Saturday, 2 May 2015

Cabbage, Glutamine and The Gut

Cabbage is a cruciferous vegetable belonging to the same Brassica genus as broccoli, kale, watercress, brussel sprouts, turnips and rape seed. Cabbage has historically been grown in cooler climates where it yields a higher weight per acre of land in comparison to other crops. The main varieties of cabbage are savoy cabbage, green cabbage and red cabbage. While red cabbage and green cabbage tend to have smooth leaves, savory cabbage has more ruffled leaves that give it a distinctive shape. Cabbage is highly nutrient dense and contains high amounts of vitamin C, folic acid, vitamin B6. As with most fruits and vegetables, cabbage is also high in potassium, and in addition contains high amounts of calcium, magnesium and manganese. Of course as with all minerals, the content in the plant material is dependent on the soil concentrations of minerals. In addition, cabbage is rich is the amino acid L-glutamine, and this gives it some unique properties.

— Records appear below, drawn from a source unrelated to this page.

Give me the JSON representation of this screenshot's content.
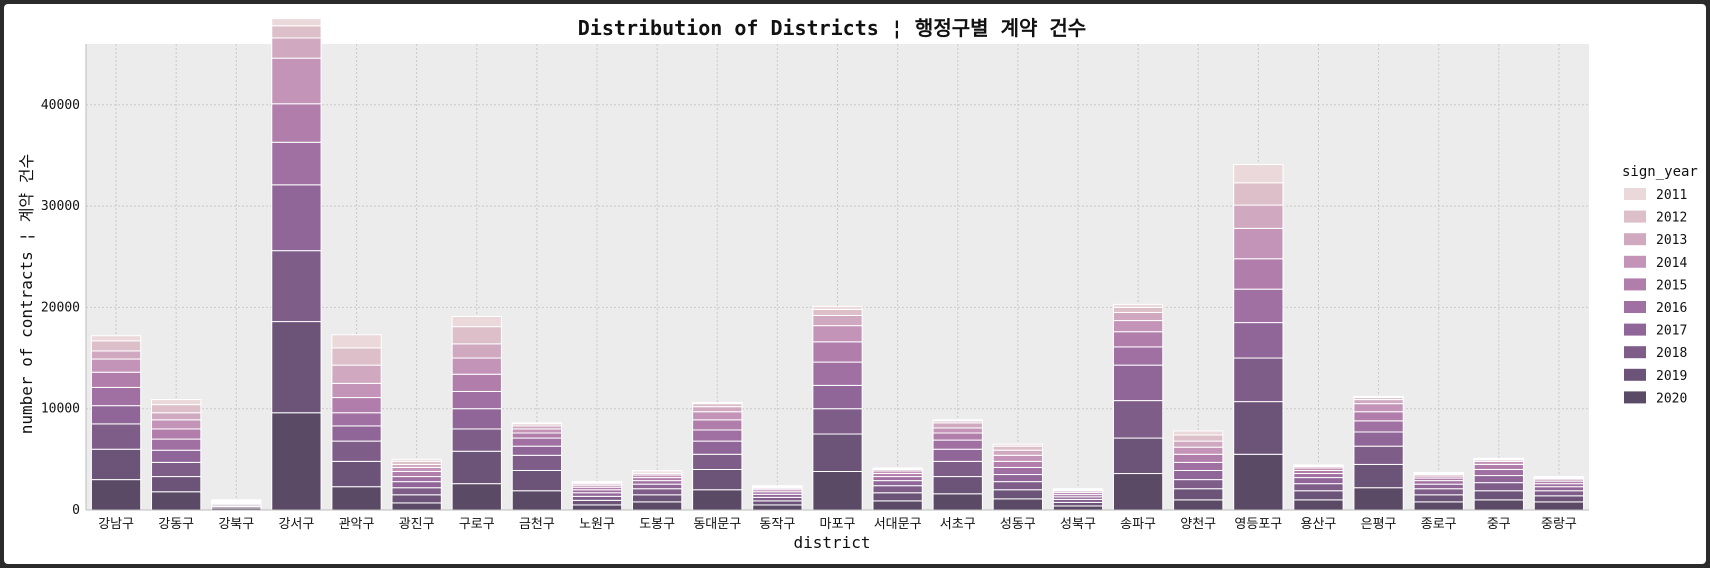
{
  "chart_data": {
    "type": "bar",
    "stacked": true,
    "title": "Distribution of Districts ¦ 행정구별 계약 건수",
    "xlabel": "district",
    "ylabel": "number of contracts ¦ 계약 건수",
    "ylim": [
      0,
      46000
    ],
    "yticks": [
      0,
      10000,
      20000,
      30000,
      40000
    ],
    "grid": true,
    "legend": {
      "title": "sign_year",
      "placement": "right"
    },
    "categories": [
      "강남구",
      "강동구",
      "강북구",
      "강서구",
      "관악구",
      "광진구",
      "구로구",
      "금천구",
      "노원구",
      "도봉구",
      "동대문구",
      "동작구",
      "마포구",
      "서대문구",
      "서초구",
      "성동구",
      "성북구",
      "송파구",
      "양천구",
      "영등포구",
      "용산구",
      "은평구",
      "종로구",
      "중구",
      "중랑구"
    ],
    "series": [
      {
        "name": "2020",
        "color": "#5b4a66",
        "values": [
          3000,
          1800,
          200,
          9600,
          2300,
          700,
          2600,
          1900,
          500,
          800,
          2000,
          500,
          3800,
          900,
          1600,
          1100,
          400,
          3600,
          1000,
          5500,
          1000,
          2200,
          800,
          1000,
          800
        ]
      },
      {
        "name": "2019",
        "color": "#6c5478",
        "values": [
          3000,
          1500,
          150,
          9000,
          2500,
          800,
          3200,
          2000,
          450,
          700,
          2000,
          400,
          3700,
          800,
          1700,
          900,
          350,
          3500,
          1100,
          5200,
          900,
          2300,
          700,
          900,
          600
        ]
      },
      {
        "name": "2018",
        "color": "#7e5d88",
        "values": [
          2500,
          1400,
          130,
          7000,
          2000,
          700,
          2200,
          1500,
          400,
          600,
          1500,
          350,
          2500,
          700,
          1500,
          800,
          300,
          3700,
          900,
          4300,
          700,
          1800,
          600,
          800,
          500
        ]
      },
      {
        "name": "2017",
        "color": "#8f6697",
        "values": [
          1800,
          1200,
          110,
          6500,
          1500,
          600,
          2000,
          900,
          350,
          450,
          1300,
          300,
          2300,
          500,
          1200,
          700,
          250,
          3500,
          900,
          3500,
          600,
          1400,
          450,
          700,
          400
        ]
      },
      {
        "name": "2016",
        "color": "#a070a3",
        "values": [
          1800,
          1100,
          100,
          4200,
          1300,
          500,
          1700,
          800,
          300,
          350,
          1100,
          250,
          2300,
          400,
          900,
          700,
          220,
          1800,
          800,
          3300,
          400,
          1100,
          350,
          600,
          300
        ]
      },
      {
        "name": "2015",
        "color": "#b17eac",
        "values": [
          1500,
          1000,
          90,
          3800,
          1500,
          500,
          1700,
          500,
          250,
          300,
          1000,
          200,
          2000,
          300,
          700,
          600,
          200,
          1500,
          800,
          3000,
          300,
          900,
          250,
          500,
          250
        ]
      },
      {
        "name": "2014",
        "color": "#c394b7",
        "values": [
          1300,
          900,
          80,
          4500,
          1400,
          400,
          1600,
          400,
          200,
          250,
          800,
          150,
          1600,
          250,
          500,
          600,
          150,
          1100,
          700,
          3000,
          250,
          800,
          200,
          300,
          200
        ]
      },
      {
        "name": "2013",
        "color": "#d0a9c0",
        "values": [
          800,
          700,
          60,
          2000,
          1800,
          300,
          1400,
          300,
          150,
          150,
          500,
          100,
          1000,
          150,
          500,
          500,
          100,
          800,
          600,
          2300,
          150,
          400,
          150,
          150,
          100
        ]
      },
      {
        "name": "2012",
        "color": "#dcbfc8",
        "values": [
          1000,
          800,
          50,
          1200,
          1700,
          300,
          1700,
          200,
          120,
          150,
          300,
          100,
          600,
          100,
          200,
          400,
          80,
          500,
          600,
          2200,
          100,
          200,
          100,
          100,
          100
        ]
      },
      {
        "name": "2011",
        "color": "#ead8da",
        "values": [
          500,
          500,
          30,
          700,
          1300,
          200,
          1000,
          100,
          80,
          150,
          100,
          50,
          300,
          50,
          100,
          200,
          50,
          300,
          400,
          1800,
          50,
          100,
          100,
          50,
          50
        ]
      }
    ]
  }
}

L-glutamine is an amino acid that plays an important role in protein metabolism through its ability to take part in the transfer of nitrogen groups between amino acids. In this regard it works closely with another structurally similar amino acid called glutamate. Glutamine is particularly concentrated in muscle tissue, and can be used as a source of energy by neurones. Enterocytes also utilise large amounts of glutamine and for this reason much of the ingested glutamine never makes it into blood, instead being used up in the enterocytes of the gut and a fuel source. The ability of glutamine to fuel enterocytes increases their growth rates and glutamine is therefore effective as a healing agent for the gut. This explains the ability of cabbage to help with the treatment of gastrointestinal complaints including the treatment of peptic ulcers. Originally the component of cabbage that was beneficial to the gut was identified as vitamin U, but this was later subsequently identified and L-glutamine.